DIGITAL INTERACTIVE SERVICES
Digital safety on social media platforms
The ever-increasing instances of cyber-attacks on social media (SM) networking sites have created complex situations for compromised users. Social media sites have many areas of applications such as digital marketing for business firms, social e-commerce, branding and other activities that provide growth opportunities for all types of businesses, making these sites an essential component of market presence. However, in the fast-growing user base of social media networking sites, not many are aware of the cyber security risk the sites pose.
The main function of cyber security applications is to protect users and their devices from unauthorised access and loss. However, that is not enough. The social media behaviour of both employees and employers can also help mitigate the risks involved. Increased awareness of risky behaviour is essential to minimise exposure to attacks on social media sites. This awareness coupled with updated security measures can keep cyber-attacks at bay. Here, we highlight several such instances of potential exposure to cyber-attacks.
While using social media, users post pictures and share information, leaving the SM sites vulnerable to data privacy breaches. Such users might be oblivious to the fact that whatever information they have put on the social media - a data trail - can be of interest to hackers/identity thieves/criminals. And once, such unscrupulous elements get access to social media accounts they use the content in these accounts indiscriminately.

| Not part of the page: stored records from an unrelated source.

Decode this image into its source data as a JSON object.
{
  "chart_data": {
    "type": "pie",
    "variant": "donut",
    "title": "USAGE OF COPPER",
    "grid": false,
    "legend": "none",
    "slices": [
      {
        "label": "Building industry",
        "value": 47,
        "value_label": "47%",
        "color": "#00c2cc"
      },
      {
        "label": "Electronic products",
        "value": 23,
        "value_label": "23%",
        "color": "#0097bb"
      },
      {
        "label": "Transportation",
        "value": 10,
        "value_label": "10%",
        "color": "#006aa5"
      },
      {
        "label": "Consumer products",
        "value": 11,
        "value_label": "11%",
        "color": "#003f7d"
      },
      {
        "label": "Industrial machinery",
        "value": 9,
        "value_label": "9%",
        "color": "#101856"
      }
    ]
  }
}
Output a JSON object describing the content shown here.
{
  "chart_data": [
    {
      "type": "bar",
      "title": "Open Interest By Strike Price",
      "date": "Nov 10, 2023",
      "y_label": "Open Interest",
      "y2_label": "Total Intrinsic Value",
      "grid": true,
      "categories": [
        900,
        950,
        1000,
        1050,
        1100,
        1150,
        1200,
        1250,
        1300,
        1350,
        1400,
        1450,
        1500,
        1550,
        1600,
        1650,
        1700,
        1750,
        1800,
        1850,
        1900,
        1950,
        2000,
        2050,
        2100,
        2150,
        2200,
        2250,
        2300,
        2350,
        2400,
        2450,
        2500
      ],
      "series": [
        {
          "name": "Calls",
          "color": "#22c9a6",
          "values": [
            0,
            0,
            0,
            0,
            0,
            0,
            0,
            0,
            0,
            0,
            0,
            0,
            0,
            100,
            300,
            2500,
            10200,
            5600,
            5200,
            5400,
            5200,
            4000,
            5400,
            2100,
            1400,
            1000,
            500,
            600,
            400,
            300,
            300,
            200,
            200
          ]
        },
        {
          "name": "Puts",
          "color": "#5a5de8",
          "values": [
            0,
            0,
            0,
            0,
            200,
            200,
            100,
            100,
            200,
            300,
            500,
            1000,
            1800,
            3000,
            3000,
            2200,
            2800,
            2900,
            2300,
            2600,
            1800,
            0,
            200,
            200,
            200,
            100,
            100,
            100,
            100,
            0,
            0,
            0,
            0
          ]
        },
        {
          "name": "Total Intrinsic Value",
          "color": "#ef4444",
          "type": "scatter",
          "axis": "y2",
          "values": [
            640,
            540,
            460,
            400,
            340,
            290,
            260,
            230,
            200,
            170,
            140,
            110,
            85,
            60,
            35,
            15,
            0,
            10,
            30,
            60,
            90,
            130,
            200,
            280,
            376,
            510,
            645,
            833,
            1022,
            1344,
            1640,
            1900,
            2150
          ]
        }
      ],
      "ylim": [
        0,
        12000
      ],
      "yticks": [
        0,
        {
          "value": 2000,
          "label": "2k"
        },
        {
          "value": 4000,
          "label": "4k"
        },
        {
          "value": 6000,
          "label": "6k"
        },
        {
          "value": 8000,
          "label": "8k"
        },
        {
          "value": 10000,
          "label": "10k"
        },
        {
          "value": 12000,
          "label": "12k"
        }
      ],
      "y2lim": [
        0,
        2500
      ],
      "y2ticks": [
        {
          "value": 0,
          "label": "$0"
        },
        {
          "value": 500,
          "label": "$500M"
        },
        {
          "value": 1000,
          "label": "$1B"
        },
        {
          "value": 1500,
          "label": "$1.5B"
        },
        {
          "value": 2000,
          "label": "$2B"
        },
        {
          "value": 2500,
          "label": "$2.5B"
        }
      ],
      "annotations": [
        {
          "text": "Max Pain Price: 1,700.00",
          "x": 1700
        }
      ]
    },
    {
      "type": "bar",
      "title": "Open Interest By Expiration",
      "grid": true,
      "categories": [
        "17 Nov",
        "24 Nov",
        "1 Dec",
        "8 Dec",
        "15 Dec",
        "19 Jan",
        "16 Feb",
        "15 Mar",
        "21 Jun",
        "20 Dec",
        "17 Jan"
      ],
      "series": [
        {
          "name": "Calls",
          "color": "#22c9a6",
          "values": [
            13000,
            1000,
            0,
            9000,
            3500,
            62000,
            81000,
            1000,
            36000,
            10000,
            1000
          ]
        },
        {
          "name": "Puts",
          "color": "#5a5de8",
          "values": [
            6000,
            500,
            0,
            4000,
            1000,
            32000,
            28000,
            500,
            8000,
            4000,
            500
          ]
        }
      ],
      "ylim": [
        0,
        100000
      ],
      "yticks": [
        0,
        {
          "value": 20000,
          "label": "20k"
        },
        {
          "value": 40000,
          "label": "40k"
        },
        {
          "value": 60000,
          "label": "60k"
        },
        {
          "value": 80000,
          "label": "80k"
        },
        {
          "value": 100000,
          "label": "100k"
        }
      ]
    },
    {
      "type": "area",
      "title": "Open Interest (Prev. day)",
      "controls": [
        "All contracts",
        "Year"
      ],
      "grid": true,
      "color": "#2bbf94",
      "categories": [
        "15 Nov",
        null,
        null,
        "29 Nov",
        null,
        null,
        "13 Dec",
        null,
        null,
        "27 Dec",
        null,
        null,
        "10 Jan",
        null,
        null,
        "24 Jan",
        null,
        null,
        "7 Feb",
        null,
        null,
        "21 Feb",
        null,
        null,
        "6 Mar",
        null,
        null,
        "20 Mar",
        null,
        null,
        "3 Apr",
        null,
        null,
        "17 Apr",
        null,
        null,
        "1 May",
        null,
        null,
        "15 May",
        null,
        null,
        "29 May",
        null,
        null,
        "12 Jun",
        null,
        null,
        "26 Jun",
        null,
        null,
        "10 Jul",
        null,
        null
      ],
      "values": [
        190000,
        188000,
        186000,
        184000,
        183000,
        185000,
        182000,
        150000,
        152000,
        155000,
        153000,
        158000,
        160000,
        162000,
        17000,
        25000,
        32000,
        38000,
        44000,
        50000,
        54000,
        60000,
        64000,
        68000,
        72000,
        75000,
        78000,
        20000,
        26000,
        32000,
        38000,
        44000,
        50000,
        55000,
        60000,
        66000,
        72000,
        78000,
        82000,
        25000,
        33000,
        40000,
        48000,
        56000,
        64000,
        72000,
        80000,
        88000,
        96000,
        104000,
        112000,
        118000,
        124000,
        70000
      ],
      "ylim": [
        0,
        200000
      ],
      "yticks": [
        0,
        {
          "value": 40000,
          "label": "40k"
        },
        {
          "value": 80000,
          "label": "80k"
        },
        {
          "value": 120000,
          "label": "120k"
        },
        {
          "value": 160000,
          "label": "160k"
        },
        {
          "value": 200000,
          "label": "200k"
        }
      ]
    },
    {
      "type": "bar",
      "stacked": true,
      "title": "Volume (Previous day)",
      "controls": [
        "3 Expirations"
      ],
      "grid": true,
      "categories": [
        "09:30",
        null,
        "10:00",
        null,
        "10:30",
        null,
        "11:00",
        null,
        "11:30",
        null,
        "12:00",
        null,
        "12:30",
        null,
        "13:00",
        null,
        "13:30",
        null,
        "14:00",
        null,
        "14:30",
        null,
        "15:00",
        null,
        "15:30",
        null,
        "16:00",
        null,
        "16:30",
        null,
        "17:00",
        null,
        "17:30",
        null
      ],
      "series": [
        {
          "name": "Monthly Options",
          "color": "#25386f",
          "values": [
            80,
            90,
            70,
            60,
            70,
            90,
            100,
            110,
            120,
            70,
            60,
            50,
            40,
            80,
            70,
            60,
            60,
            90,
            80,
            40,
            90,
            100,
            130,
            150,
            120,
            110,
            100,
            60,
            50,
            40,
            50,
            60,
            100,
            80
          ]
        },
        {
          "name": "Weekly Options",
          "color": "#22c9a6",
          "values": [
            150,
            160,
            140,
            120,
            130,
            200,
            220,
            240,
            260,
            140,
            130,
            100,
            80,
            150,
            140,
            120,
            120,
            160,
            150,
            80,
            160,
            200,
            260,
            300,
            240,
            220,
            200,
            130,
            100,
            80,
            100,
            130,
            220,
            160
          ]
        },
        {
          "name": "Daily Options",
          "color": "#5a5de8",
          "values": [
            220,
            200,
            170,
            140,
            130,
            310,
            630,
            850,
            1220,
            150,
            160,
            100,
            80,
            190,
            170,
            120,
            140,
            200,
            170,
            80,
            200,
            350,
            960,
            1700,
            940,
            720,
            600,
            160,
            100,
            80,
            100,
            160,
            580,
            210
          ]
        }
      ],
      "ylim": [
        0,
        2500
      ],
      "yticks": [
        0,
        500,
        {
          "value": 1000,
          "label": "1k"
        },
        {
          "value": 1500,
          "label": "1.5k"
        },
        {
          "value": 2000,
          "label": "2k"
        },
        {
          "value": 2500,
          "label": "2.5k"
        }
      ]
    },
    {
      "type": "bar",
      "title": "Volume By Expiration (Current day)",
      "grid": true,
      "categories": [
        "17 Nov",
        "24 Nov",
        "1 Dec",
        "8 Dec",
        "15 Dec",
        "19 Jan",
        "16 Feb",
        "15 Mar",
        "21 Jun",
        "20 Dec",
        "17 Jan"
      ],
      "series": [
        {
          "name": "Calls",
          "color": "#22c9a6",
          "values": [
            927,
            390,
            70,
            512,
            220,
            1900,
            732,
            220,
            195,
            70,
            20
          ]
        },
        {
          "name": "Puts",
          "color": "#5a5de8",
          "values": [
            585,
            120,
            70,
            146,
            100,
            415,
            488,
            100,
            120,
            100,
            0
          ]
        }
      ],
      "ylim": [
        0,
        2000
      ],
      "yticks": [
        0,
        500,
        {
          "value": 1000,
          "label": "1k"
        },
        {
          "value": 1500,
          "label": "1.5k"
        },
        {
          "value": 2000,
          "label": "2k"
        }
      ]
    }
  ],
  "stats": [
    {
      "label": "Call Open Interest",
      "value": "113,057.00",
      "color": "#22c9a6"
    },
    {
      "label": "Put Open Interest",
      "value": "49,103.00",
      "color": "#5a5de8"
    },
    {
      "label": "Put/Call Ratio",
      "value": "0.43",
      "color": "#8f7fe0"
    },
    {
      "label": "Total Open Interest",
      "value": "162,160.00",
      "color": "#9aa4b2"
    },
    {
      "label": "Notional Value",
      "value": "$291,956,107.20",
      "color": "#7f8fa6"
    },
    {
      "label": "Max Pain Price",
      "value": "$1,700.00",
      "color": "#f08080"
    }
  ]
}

Businesses often reserve SM handles across channels to ensure a consistent brand presence. In such cases it is essential to monitor accounts if they are not used very often. Unmonitored SM accounts are easy targets for hackers who could use such accounts to post fraudulent posts. Such posts could range from incorrect information to infected links that could cause problems for followers of such SM accounts.
Human error could also result in security breaches. Clicking on questionable links could result in the download of malware that could harm a whole network of systems in a business. A percentage of cyber-attacks happen because of such human errors.
Who would have thought memes or quizzes that users engage on social media can be risky? Harmless-looking fun quizzes are often fronts for scammers to hack into user accounts. Everything one does on social networking sites becomes a potential ‘open door’ for attackers. They are able to aggregate data available across online forums and use it to inflict harm.
Another example of risky online behaviour is to have the same usernames/ email addresses/ passwords for different platforms. If one platform is compromised, it puts all other platforms at risk too.
Phishing - an attack that attempts to steal information can target social media sites as well. On social media sites phishing takes the form of fake pages that look like authentic ones and ask users for information. Such information gets misused.
Some social media contacts can also pose a risk. Reshared posts could reach hackers and be misused if they contain sensitive information. Often cyber attackers are able to detect patterns and then send messages to engage unsuspecting potential victims. Hackers are able to gauge a lot about social media account holders from the way the account functions.
Often some simple clicks online can result in accounts getting hacked. Such attacks are called ‘clickjacking attacks” and are most common on Facebook. Zeus is the name of an information stealing malware that is often used to steal financial data.
At times, some sites offer users access with a login from their Facebook or Google accounts. Most of us feel that it is easy and convenient but are totally ignorant about how much knowledge and to what extent personal information has been shared with third-party applications. These applications may download malware without users’ knowledge or consent. Such malware can spread fast and infect linked systems and devices.
An attack on any user’s account on LinkedIn, a professional networking site, can be in the form of an email or a message that urges an employee to divulge personal information. While on Instagram and Facebook, it is usually through a fake page where an impersonator gains access to an account’s details and eventually takes complete ownership of the original user’s account.
Twitter has explicitly mentioned in its users’ policy that it sends messages from its two domains i.e., twitter.com or @etwitter.com. Yet attackers are able to fool several users. LinkedIn manages to block several fraudulent accounts at registration itself using automated defences. Still some such accounts do slip the checks and are discovered later when other users report them. Such malicious accounts are removed manually on a regular basis. Estimates from Facebook place fraudulent accounts at 5% every month. These are removed as part of regular checks.
Ensuring and enforcing a strong social media policy for employees and by making them aware of the unethical practices adopted by hackers will assist in empowering employees and help in overcoming the potential risks posed by popular social networking sites to companies. Installing social monitoring systems will ensure early warnings in case your brand and keywords are involved in any suspicious activities. Installing permission-management software is yet another measure that can be used to help keep SM accounts secure.